Toutefois, certains moments ont été plus tragiques. Puisqu’il a toujours travaillé dans le secteur de Saint-Hyacinthe, il lui est arrivé de se présenter sur les lieux de suicides impliquant des personnes qu’il connaissait. « Quand j’arrivais sur place, je ne pouvais plus reculer, mais j’ai une facilité à dédramatiser et je n’ai jamais fait de cauchemars », a-t-il confié. Il a aussi su créer de bons liens avec la communauté. « Maintenant, sur presque tous les appels, les personnes me connaissent. On me salue aussi sur la route.

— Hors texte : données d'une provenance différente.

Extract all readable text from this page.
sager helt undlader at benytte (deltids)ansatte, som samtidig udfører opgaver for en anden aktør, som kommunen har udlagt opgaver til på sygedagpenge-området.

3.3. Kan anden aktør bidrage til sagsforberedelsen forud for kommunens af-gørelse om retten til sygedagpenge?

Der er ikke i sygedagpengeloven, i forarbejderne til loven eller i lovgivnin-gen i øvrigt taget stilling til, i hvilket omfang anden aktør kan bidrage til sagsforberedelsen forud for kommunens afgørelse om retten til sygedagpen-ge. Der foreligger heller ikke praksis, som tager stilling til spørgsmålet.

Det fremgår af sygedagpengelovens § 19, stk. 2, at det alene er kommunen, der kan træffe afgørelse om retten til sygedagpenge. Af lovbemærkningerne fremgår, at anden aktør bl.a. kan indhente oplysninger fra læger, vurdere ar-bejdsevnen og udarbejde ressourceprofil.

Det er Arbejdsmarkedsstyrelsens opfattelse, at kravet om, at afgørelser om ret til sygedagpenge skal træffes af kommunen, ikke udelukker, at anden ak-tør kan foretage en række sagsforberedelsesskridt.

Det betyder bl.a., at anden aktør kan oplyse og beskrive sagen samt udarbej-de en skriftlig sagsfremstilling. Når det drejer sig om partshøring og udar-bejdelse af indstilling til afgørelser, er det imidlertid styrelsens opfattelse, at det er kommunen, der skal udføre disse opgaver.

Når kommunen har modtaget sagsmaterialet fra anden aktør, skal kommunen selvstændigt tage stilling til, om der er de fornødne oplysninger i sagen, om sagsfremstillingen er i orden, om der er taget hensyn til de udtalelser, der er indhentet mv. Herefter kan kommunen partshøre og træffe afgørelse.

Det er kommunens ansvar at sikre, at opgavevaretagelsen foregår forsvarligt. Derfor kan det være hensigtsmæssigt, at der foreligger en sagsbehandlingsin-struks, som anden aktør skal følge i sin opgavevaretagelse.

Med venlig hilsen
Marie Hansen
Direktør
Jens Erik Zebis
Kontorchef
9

C’est vraiment une richesse de me sentir apprécié par autant de personnes », a-t-il déclaré.

Un métier qui a énormément évolué

Au fil des années, André Bienvenue a vu évoluer le métier à la vitesse grand V. À l’époque où il a commencé, les nouveaux paramédicaux devaient attendre six mois avant de prendre le volant, ce qui n’est plus le cas aujourd’hui. Il n’y avait pas non plus de GPS. « Il fallait connaître le territoire par cœur en se donnant des points de repère. Nous écrivions l’adresse sur un papier et le mettions dans notre poche et nous partions comme ça », s’est-il remémoré.

Il a aussi ajouté qu’à l’époque, un paramédical gardait l’ambulance chez lui pendant ses heures de travail et devait aller chercher son collègue même si cela impliquait de passer devant la résidence de la personne en détresse.

Il n’y avait pas non plus de limite de vitesse à respecter en situation d’urgence jusqu’aux années 2000. « Quand un enfant devait être transféré à l’hôpital Sainte-Justine d’urgence, je l’embarquais avec mon collègue, l’infirmière et le médecin et nous partions tous vers Montréal et le but était ne pas lâcher la pédale tout en pensant que j’avais la vie de toutes ces personnes entre mes mains », a raconté M. Bienvenue.

Il y a avait aussi beaucoup moins de matériel médical disponible et les pompiers n’arrivaient pas sur les lieux des accidents avec des pinces de désincarcération. « À l’époque, les gens ne perdaient pas leur permis pour avoir conduit avec les facultés affaiblies, alors ils sortaient des bars à 3 h du matin complètement saouls, prenaient les rangs de campagne et faisaient des face-à-face. Les voitures étaient faites de deux longs bancs, en avant et en arrière, alors il pouvait y avoir six personnes non attachées. Les collisions impliquaient donc parfois 12 personnes, dont certaines éjectées, et nous n’étions souvent que deux ambulances sur place. Il fallait vraiment être débrouillards et faire preuve de sang froid. J’ai encore maintenant le réflexe de prendre la situation en main quand la vie d’une personne est à risque et que cela peut être long la sortir de la voiture avec les pinces. J’ai toujours eu beaucoup d’intuition », a-t-il expliqué.

C’est cette adrénaline qui l’a toujours motivé. André Bienvenue faisait d’ailleurs ce métier essentiellement par passion dans les débuts puisqu’il était payé 8 $ de l’appel. Il devait donc avoir un autre emploi de jour. Ensuite, les paramédicaux sont devenus syndiqués en 1986, ce qui a changé bien des choses, dont l’instauration des échelons salariaux. Les postes à temps plein sont arrivés à la fin des années 1980.

Depuis une quinzaine d’années, la paperasse fait de plus en plus partie du travail des paramédicaux. Notre homme a appris à composer avec cette réalité, mais elle ne lui manquera pas. Du moins, pas autant que ses collègues qui continueront de sauver des vies sans lui.